The Cauchy random variable $C(m,a)$ with center $m$ and half-width $a$ is defined by the probability density
$$p(x)=\frac{\frac{a}{\pi}}{(x-m)^2+a^2},\ -\infty\leq x\leq\infty$$

This $p(x)$ can be considered as a probability density since
\begin{align*}\int_{-\infty}^\infty p(x)dx&=\frac{a}{\pi}\int_{-\infty}^\infty\frac{dx}{(x-m)^2+a^2}\\&=\frac{1}{a\pi}\int_{-\infty}^\infty\frac{du}{\left(\frac{u}{a}\right)^2+1}\ (u=x-m)\\&=\frac{1}{\pi}\int_{-\infty}^\infty\frac{dv}{v^2+1}\ \left(v=\frac{u}{a}\right)\\&=\frac{1}{\pi}\lim_{b\to\infty}\left\{\int_{-b}^0\frac{dv}{v^2+1}+\int_0^b\frac{dv}{v^2+1}\right\}\\&=\frac{1}{\pi}\lim_{b\to\infty}\{[\tan^{-1}(v)]_{-b}^0+[\tan^{-1}(v)]_0^b\}\\&=\frac{1}{\pi}\left\{\frac{\pi}{2}+\frac{\pi}{2}\right\}\\&=1\end{align*}
Now, we want to calculate the mean and obviously, we expect it to be $m$.

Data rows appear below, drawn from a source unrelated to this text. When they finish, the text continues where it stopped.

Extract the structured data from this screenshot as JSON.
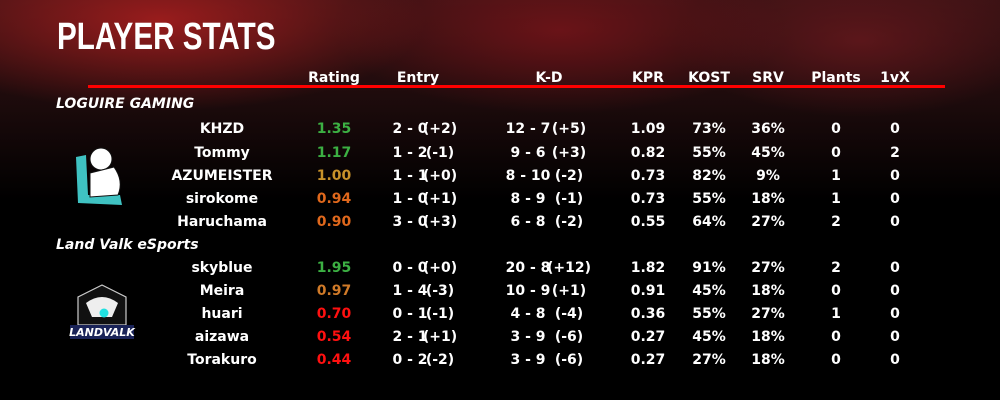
{
  "title": "PLAYER STATS",
  "columns": [
    "Rating",
    "Entry",
    "K-D",
    "KPR",
    "KOST",
    "SRV",
    "Plants",
    "1vX"
  ],
  "colors": {
    "accent": "#ff0000",
    "rating_high": "#3cb043",
    "rating_mid": "#c8922a",
    "rating_lowmid": "#e0681c",
    "rating_low": "#ff1010"
  },
  "teams": [
    {
      "name": "LOGUIRE GAMING",
      "logo": "loguire-logo",
      "players": [
        {
          "name": "KHZD",
          "rating": "1.35",
          "rc": "#3cb043",
          "entry": "2 - 0",
          "entry_diff": "(+2)",
          "kd": "12 - 7",
          "kd_diff": "(+5)",
          "kpr": "1.09",
          "kost": "73%",
          "srv": "36%",
          "plants": "0",
          "clutch": "0"
        },
        {
          "name": "Tommy",
          "rating": "1.17",
          "rc": "#3cb043",
          "entry": "1 - 2",
          "entry_diff": "(-1)",
          "kd": "9 - 6",
          "kd_diff": "(+3)",
          "kpr": "0.82",
          "kost": "55%",
          "srv": "45%",
          "plants": "0",
          "clutch": "2"
        },
        {
          "name": "AZUMEISTER",
          "rating": "1.00",
          "rc": "#c8922a",
          "entry": "1 - 1",
          "entry_diff": "(+0)",
          "kd": "8 - 10",
          "kd_diff": "(-2)",
          "kpr": "0.73",
          "kost": "82%",
          "srv": "9%",
          "plants": "1",
          "clutch": "0"
        },
        {
          "name": "sirokome",
          "rating": "0.94",
          "rc": "#e0681c",
          "entry": "1 - 0",
          "entry_diff": "(+1)",
          "kd": "8 - 9",
          "kd_diff": "(-1)",
          "kpr": "0.73",
          "kost": "55%",
          "srv": "18%",
          "plants": "1",
          "clutch": "0"
        },
        {
          "name": "Haruchama",
          "rating": "0.90",
          "rc": "#e0681c",
          "entry": "3 - 0",
          "entry_diff": "(+3)",
          "kd": "6 - 8",
          "kd_diff": "(-2)",
          "kpr": "0.55",
          "kost": "64%",
          "srv": "27%",
          "plants": "2",
          "clutch": "0"
        }
      ]
    },
    {
      "name": "Land Valk eSports",
      "logo": "landvalk-logo",
      "logo_text": "LANDVALK",
      "players": [
        {
          "name": "skyblue",
          "rating": "1.95",
          "rc": "#3cb043",
          "entry": "0 - 0",
          "entry_diff": "(+0)",
          "kd": "20 - 8",
          "kd_diff": "(+12)",
          "kpr": "1.82",
          "kost": "91%",
          "srv": "27%",
          "plants": "2",
          "clutch": "0"
        },
        {
          "name": "Meira",
          "rating": "0.97",
          "rc": "#d07a28",
          "entry": "1 - 4",
          "entry_diff": "(-3)",
          "kd": "10 - 9",
          "kd_diff": "(+1)",
          "kpr": "0.91",
          "kost": "45%",
          "srv": "18%",
          "plants": "0",
          "clutch": "0"
        },
        {
          "name": "huari",
          "rating": "0.70",
          "rc": "#ff1010",
          "entry": "0 - 1",
          "entry_diff": "(-1)",
          "kd": "4 - 8",
          "kd_diff": "(-4)",
          "kpr": "0.36",
          "kost": "55%",
          "srv": "27%",
          "plants": "1",
          "clutch": "0"
        },
        {
          "name": "aizawa",
          "rating": "0.54",
          "rc": "#ff1010",
          "entry": "2 - 1",
          "entry_diff": "(+1)",
          "kd": "3 - 9",
          "kd_diff": "(-6)",
          "kpr": "0.27",
          "kost": "45%",
          "srv": "18%",
          "plants": "0",
          "clutch": "0"
        },
        {
          "name": "Torakuro",
          "rating": "0.44",
          "rc": "#ff1010",
          "entry": "0 - 2",
          "entry_diff": "(-2)",
          "kd": "3 - 9",
          "kd_diff": "(-6)",
          "kpr": "0.27",
          "kost": "27%",
          "srv": "18%",
          "plants": "0",
          "clutch": "0"
        }
      ]
    }
  ]
}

\begin{align*}\int_{-\infty}^\infty xp(x)dx&=\frac{a}{\pi}\int_{-\infty}^\infty\frac{x}{(x-m)^2+a^2}dx\\
&=\frac{a}{\pi}\int_{-\infty}^\infty\frac{u}{u^2+a^2}du+\frac{am}{\pi}\int_{-\infty}^\infty\frac{du}{u^2+a^2}\ (u=x-m)\\
&=\frac{a}{\pi}\int_{-\infty}^\infty\frac{u}{u^2+a^2}du+m
\end{align*}
But,
$$\lim_{b\to\infty}\int_{-b}^0\frac{u}{u^2+1}du=\frac{1}{2}\lim_{b\to\infty}[\ln(u^2+a^2)]_{-b}^0=-\infty$$ and $$\lim_{b\to\infty}\int_0^b\frac{u}{u^2+1}du=\frac{1}{2}\lim_{b\to\infty}[\ln(u^2+a^2)]_0^b=\infty$$ This means that the mean does not exist! This result does not coincide with our intuition. What about the Cauchy principal value $$\mathrm{p. v.}\int_{-\infty}^\infty xp(x)dx?$$
Before we continue, recall that if $\int_{-\infty}^\infty f(x)dx$ exists (meaning it is finite) then $\mathrm{p. v.}\int_{-\infty}^\infty f(x)dx$ also exist and
$$\int_{-\infty}^\infty f(x)dx=\mathrm{p. v.}\int_{-\infty}^\infty f(x)dx$$
But the converse need not be true as seen below.
$$\mathrm{p. v.}\int_{-\infty}^\infty f(x)dx=\lim_{b\to\infty}\int_{-b}^b\frac{u}{u^2+1}du=0$$
since $\frac{u}{u^2+1}$ is an odd function. Hence, if we choose to use the Cauchy principal value of the improper integral $\frac{a}{\pi}\int_{-\infty}^\infty\frac{u}{u^2+a^2}du$, we obtain the mean $m$ as expected.